Classification & Logistic Regression Modeling - Risky Business

Background

Auto loans, mortgages, student loans, debt consolidation ... these are just a few examples of credit and loans that people are seeking online. Peer-to-peer lending services such as LendingClub or Prosper allow investors to loan other people money without the use of a bank. However, investors always want to mitigate risk, so you have been asked by a client to help them use machine learning techniques to predict credit risk.

Here we will build and evaluate various machine-learning models to predict credit risk using LendingClub data. Also, credit risk is an inherently imbalanced classification problem (the number of good loans is much higher than the number of at-risk loans). We will employ different imbalanced-learn and Scikit libraries for training and evaluating models with imbalanced class using the following 2 techniques:

Resampling
Ensemble Learning

Files

Resampling Starter Notebook

Ensemble Starter Notebook

Lending Club Loans Data

Resampling

Use of the imbalanced learn library to resample the LendingClub data and build and evaluate logistic regression classifiers using the resampled data.

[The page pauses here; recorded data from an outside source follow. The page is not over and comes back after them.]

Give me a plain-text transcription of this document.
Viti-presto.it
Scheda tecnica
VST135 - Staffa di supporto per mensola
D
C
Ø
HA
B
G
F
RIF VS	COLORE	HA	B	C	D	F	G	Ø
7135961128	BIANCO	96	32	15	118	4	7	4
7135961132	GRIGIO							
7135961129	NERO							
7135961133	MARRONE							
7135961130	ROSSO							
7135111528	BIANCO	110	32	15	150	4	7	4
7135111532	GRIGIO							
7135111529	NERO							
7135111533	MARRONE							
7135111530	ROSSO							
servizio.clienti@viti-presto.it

Imbalanced classification algorithms

Oversampling of the data using the Naive Random Oversampler and SMOTE algorithms

Naive Random OverSampler:

    # Resample the training data with the RandomOversampler
    from imblearn.over_sampling import RandomOverSampler
    ros = RandomOverSampler(random_state=1)
    X_resampled, y_resampled = ros.fit_resample(X_train, y_train)

SMOTE OverSampler:

    from imblearn.over_sampling import SMOTE
    X_resampled, y_resampled = SMOTE(random_state=1, sampling_strategy=1.0).fit_resample(X_train, y_train)

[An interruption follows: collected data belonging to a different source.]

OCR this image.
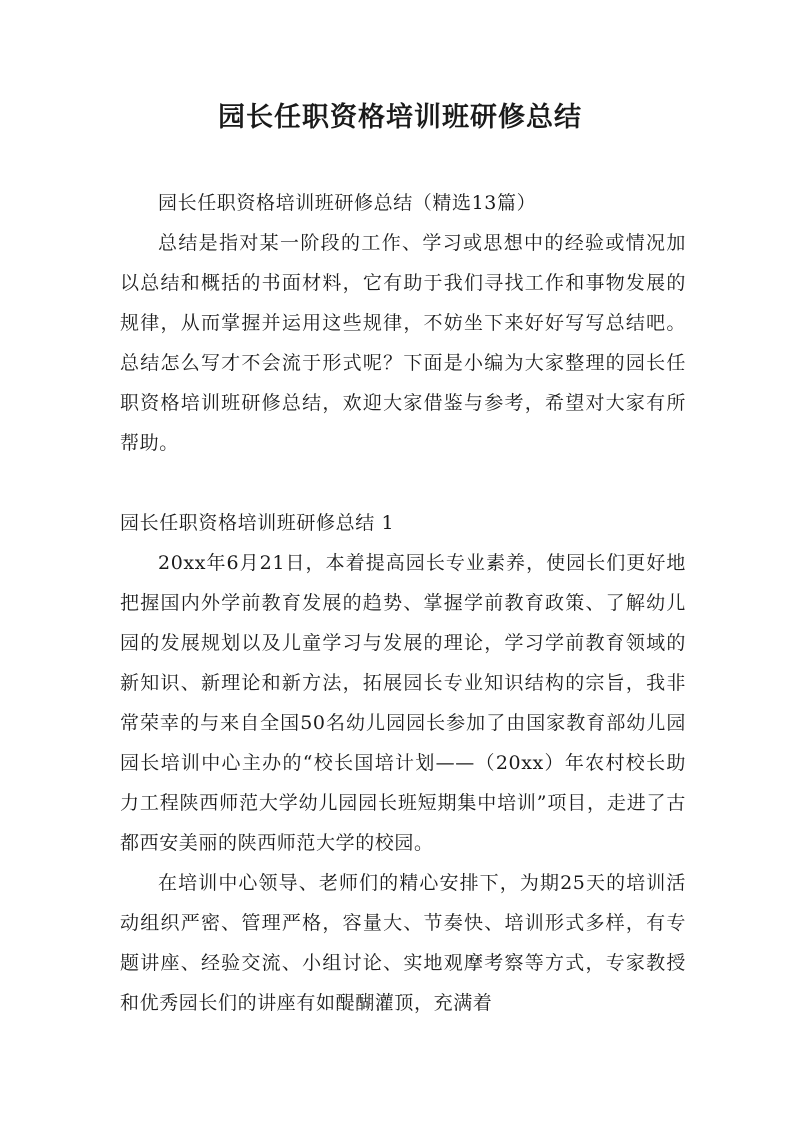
园长任职资格培训班研修总结

园长任职资格培训班研修总结（精选13篇）

总结是指对某一阶段的工作、学习或思想中的经验或情况加以总结和概括的书面材料，它有助于我们寻找工作和事物发展的规律，从而掌握并运用这些规律，不妨坐下来好好写写总结吧。总结怎么写才不会流于形式呢？下面是小编为大家整理的园长任职资格培训班研修总结，欢迎大家借鉴与参考，希望对大家有所帮助。

园长任职资格培训班研修总结 1

20xx年6月21日，本着提高园长专业素养，使园长们更好地把握国内外学前教育发展的趋势、掌握学前教育政策、了解幼儿园的发展规划以及儿童学习与发展的理论，学习学前教育领域的新知识、新理论和新方法，拓展园长专业知识结构的宗旨，我非常荣幸的与来自全国50名幼儿园园长参加了由国家教育部幼儿园园长培训中心主办的“校长国培计划——（20xx）年农村校长助力工程陕西师范大学幼儿园园长班短期集中培训”项目，走进了古都西安美丽的陕西师范大学的校园。

在培训中心领导、老师们的精心安排下，为期25天的培训活动组织严密、管理严格，容量大、节奏快、培训形式多样，有专题讲座、经验交流、小组讨论、实地观摩考察等方式，专家教授和优秀园长们的讲座有如醍醐灌顶，充满着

Undersampling of the data using the Cluster Centroids algorithm

    from imblearn.under_sampling import ClusterCentroids
    undersample = ClusterCentroids(random_state=1, n_jobs=1)
    X_resampled, y_resampled = undersample.fit_resample(X_train, y_train)

Over- and under-sampling using a combination SMOTEENN algorithm

    from imblearn.combine import SMOTEENN
    sm = SMOTEENN(random_state=1)
    X_resampled, y_resampled = sm.fit_resample(X_train, y_train)

Metrics Calculation

Following steps were performed for each of the algorithm:

Train a logistic regression classifier from sklearn.linear_model using the resampled data.

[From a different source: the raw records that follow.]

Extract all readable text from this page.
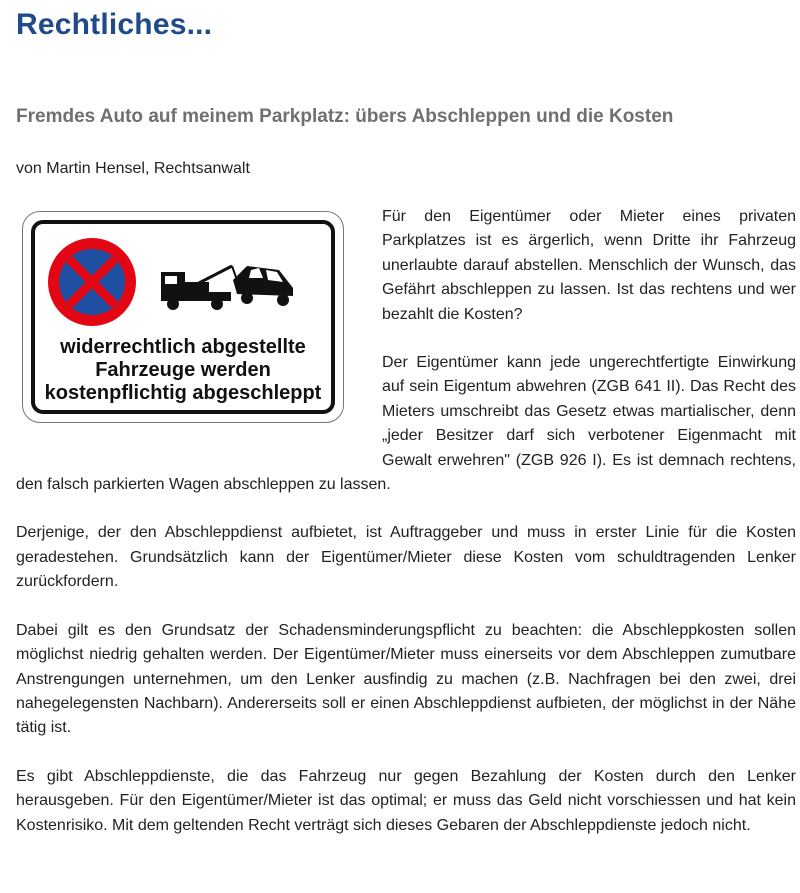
Rechtliches...
Fremdes Auto auf meinem Parkplatz: übers Abschleppen und die Kosten
von Martin Hensel, Rechtsanwalt
widerrechtlich abgestellte
Fahrzeuge werden
kostenpflichtig abgeschleppt

Für den Eigentümer oder Mieter eines privaten Parkplatzes ist es ärgerlich, wenn Dritte ihr Fahrzeug unerlaubte darauf abstellen. Menschlich der Wunsch, das Gefährt abschleppen zu lassen. Ist das rechtens und wer bezahlt die Kosten?

Der Eigentümer kann jede ungerechtfertigte Einwirkung auf sein Eigentum abwehren (ZGB 641 II). Das Recht des Mieters umschreibt das Gesetz etwas martialischer, denn „jeder Besitzer darf sich verbotener Eigenmacht mit Gewalt erwehren" (ZGB 926 I). Es ist demnach rechtens, den falsch parkierten Wagen abschleppen zu lassen.

Derjenige, der den Abschleppdienst aufbietet, ist Auftraggeber und muss in erster Linie für die Kosten geradestehen. Grundsätzlich kann der Eigentümer/Mieter diese Kosten vom schuldtragenden Lenker zurückfordern.

Dabei gilt es den Grundsatz der Schadensminderungspflicht zu beachten: die Abschleppkosten sollen möglichst niedrig gehalten werden. Der Eigentümer/Mieter muss einerseits vor dem Abschleppen zumutbare Anstrengungen unternehmen, um den Lenker ausfindig zu machen (z.B. Nachfragen bei den zwei, drei nahegelegensten Nachbarn). Andererseits soll er einen Abschleppdienst aufbieten, der möglichst in der Nähe tätig ist.

Es gibt Abschleppdienste, die das Fahrzeug nur gegen Bezahlung der Kosten durch den Lenker herausgeben. Für den Eigentümer/Mieter ist das optimal; er muss das Geld nicht vorschiessen und hat kein Kostenrisiko. Mit dem geltenden Recht verträgt sich dieses Gebaren der Abschleppdienste jedoch nicht.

    from sklearn.linear_model import LogisticRegression
    model_ros = LogisticRegression(solver='liblinear', random_state=1)
    model_ros.fit(X_resampled, y_resampled)

Calculate the balanced accuracy score from sklearn.metrics
Calculate the confusin matrix from sklearn.metrics
Print the imbalanced classification report from imblearn.metrics

Models	Accuracy Score	Confusion Matrix	Classification Report
Random OverSampling	0.7448
SMOTE OverSampling	0.7130
ClusterCentroids UnderSampling	0.6469
SMOTEENN Combination Sampling	0.6917

Performance Summary

Use the above to answer the following:

Which model had the best balanced accuracy score?
Naive Random OverSampler

Which model had the best recall score?
Naive Random OverSampler

Which model had the best geometric mean score?
Naive Random OverSampler

Ensemble Learning

Use of the balanced random forest classifier and the easy ensemble AdaBoost classifier to predict loan risk and evaluate each model.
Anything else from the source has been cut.